Earlier this month, a Tesco burger made by the Monaghan-based company was shown to contain 29% horse meat.
Investigations showed the contamination originated in ingredients imported from Poland.
Tesco said today's decision relates only to frozen burgers and that it will continue to purchase fresh Irish beef worth more than €100m a year from other ABP companies.
The company said Silvercrest used meat in products that did not come from the list of approved suppliers it gave them.
It also said the meat did not come from the UK or Ireland, despite the instruction that only beef from those areas should be used in frozen beef burgers.
Tesco said the "breach of trust" was too great and it is now introducing a comprehensive system of DNA testing across its meat products.
It said: "These checks will set a new standard.

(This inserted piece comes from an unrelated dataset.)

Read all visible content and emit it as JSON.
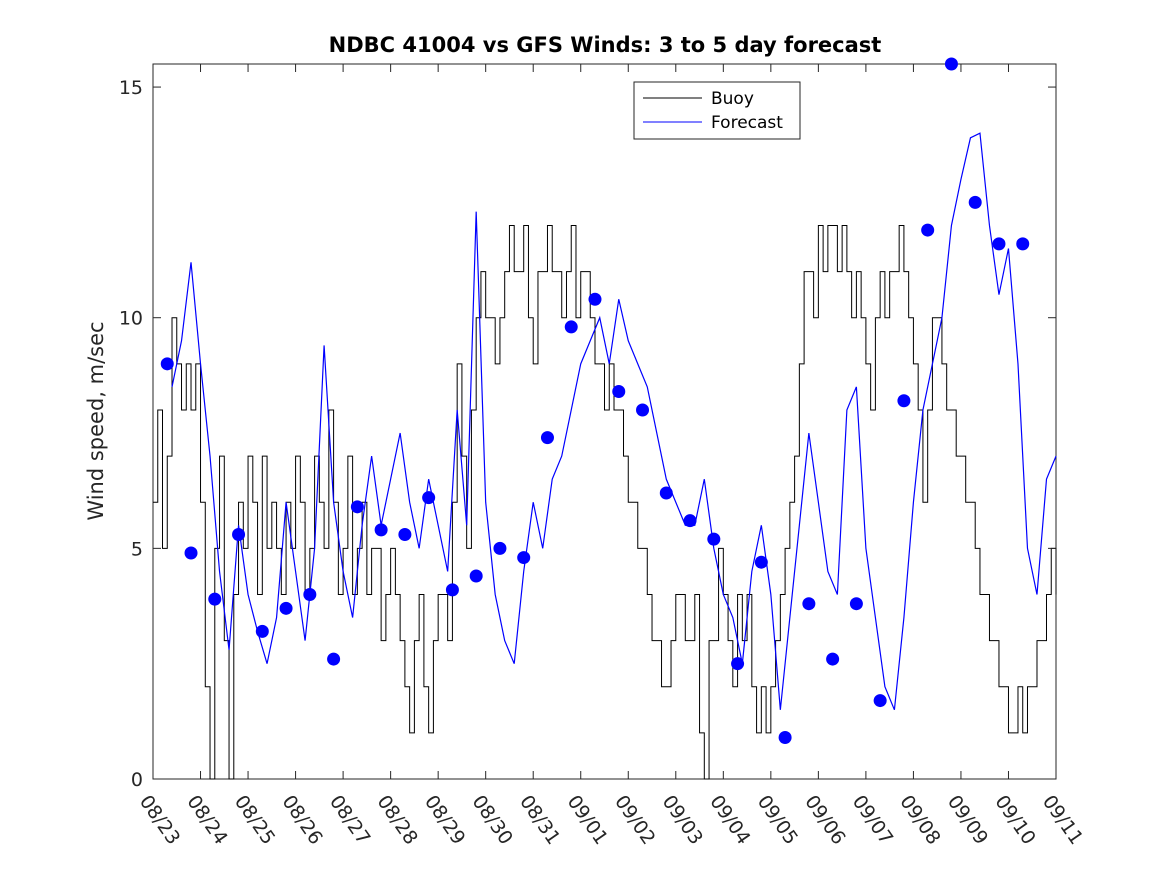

It will be a significant investment for Tesco, borne by Tesco.
"We want to leave customers in no doubt that we will do whatever it takes to ensure the quality of their food and that the food they buy is exactly what the label says it is."

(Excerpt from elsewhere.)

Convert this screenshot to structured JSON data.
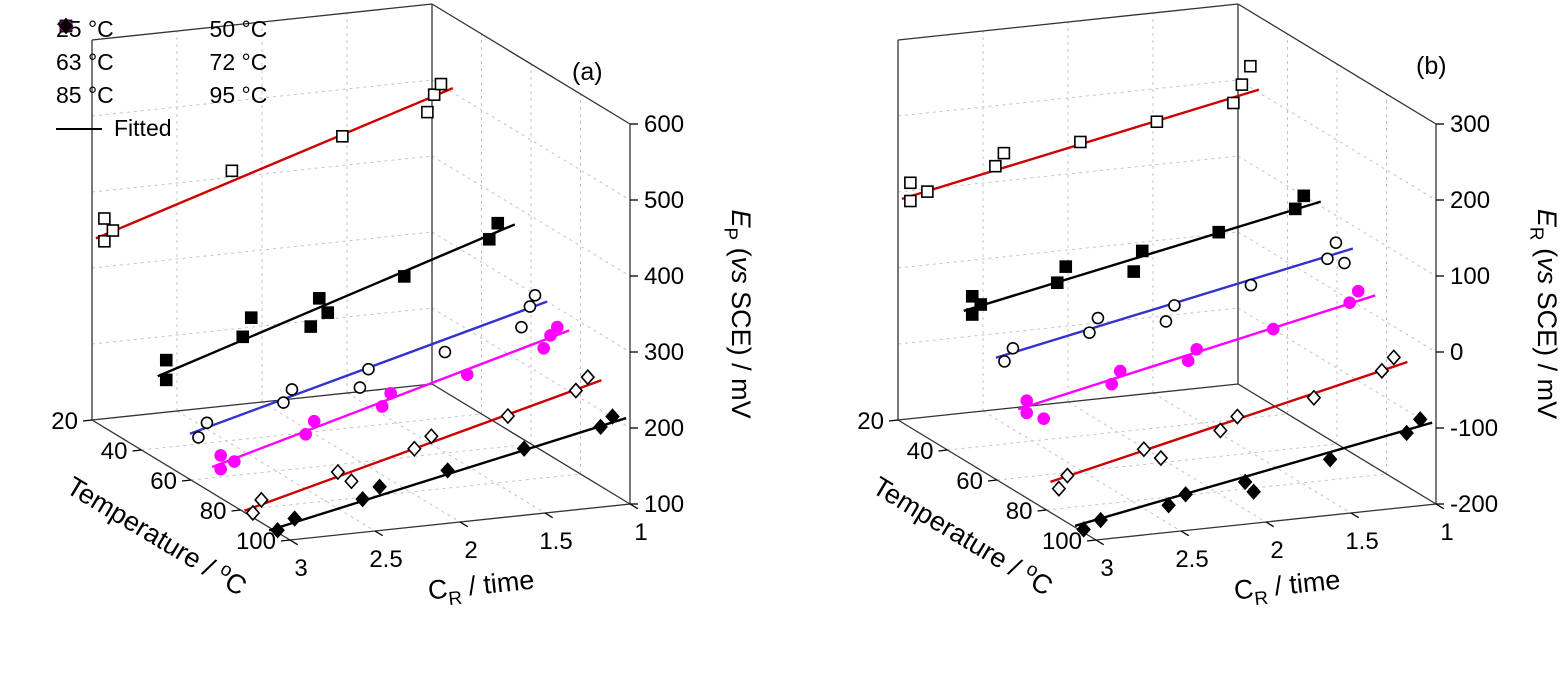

A Tesco source told RTÉ News the contract with Silvercrest was worth €15m annually and it will now seek another Irish supplier to supply Tesco-branded frozen burgers.
Aldi said in a similar statement that it had ended its contract "due to a serious breach of contract by Silvercrest in relation to the agreed product specification".
Co-operative Group terminates contract after tests
The UK's fifth largest food retailer, the Co-operative Group, commissioned its own tests for horse DNA in two lines of its burgers supplied by Silvercrest.
The group has announced that one of the 17 burgers tested was found to contain 17.7% horse meat.
Small traces of horse DNA - less than 1% - were found in three others, while the rest came back negative.
As a precaution, the group had already removed Silvercrest supplied burgers from their shelves on 16 January.
In response to the latest results of their own DNA tests, the group has terminated its contract with the supplier.
In a statement, the Co-operative Group said it specifies that all meat in its frozen burgers should be 100% British.
It said: "We now strongly believe that some of the meat used to produce these burgers came from outside the UK and was not British in origin, and as a result we have taken the decision to delist Silvercrest as a supplier with immediate effect.
"In addition, we are tightening our already stringent quality checks to ensure our products meet the high specifications that we set on behalf of our customers."
A spokesperson for the Co-Operative Group said the company does not know when the burgers that they independently tested for horse DNA were manufactured by Silvercrest Foods.
Today's developments are another blow for Silvercrest Foods, which is the largest employer in the Ballybay area.
Last week, the company also lost its contract to supply the Burger King chain with beef burgers, a contract reportedly worth €30m.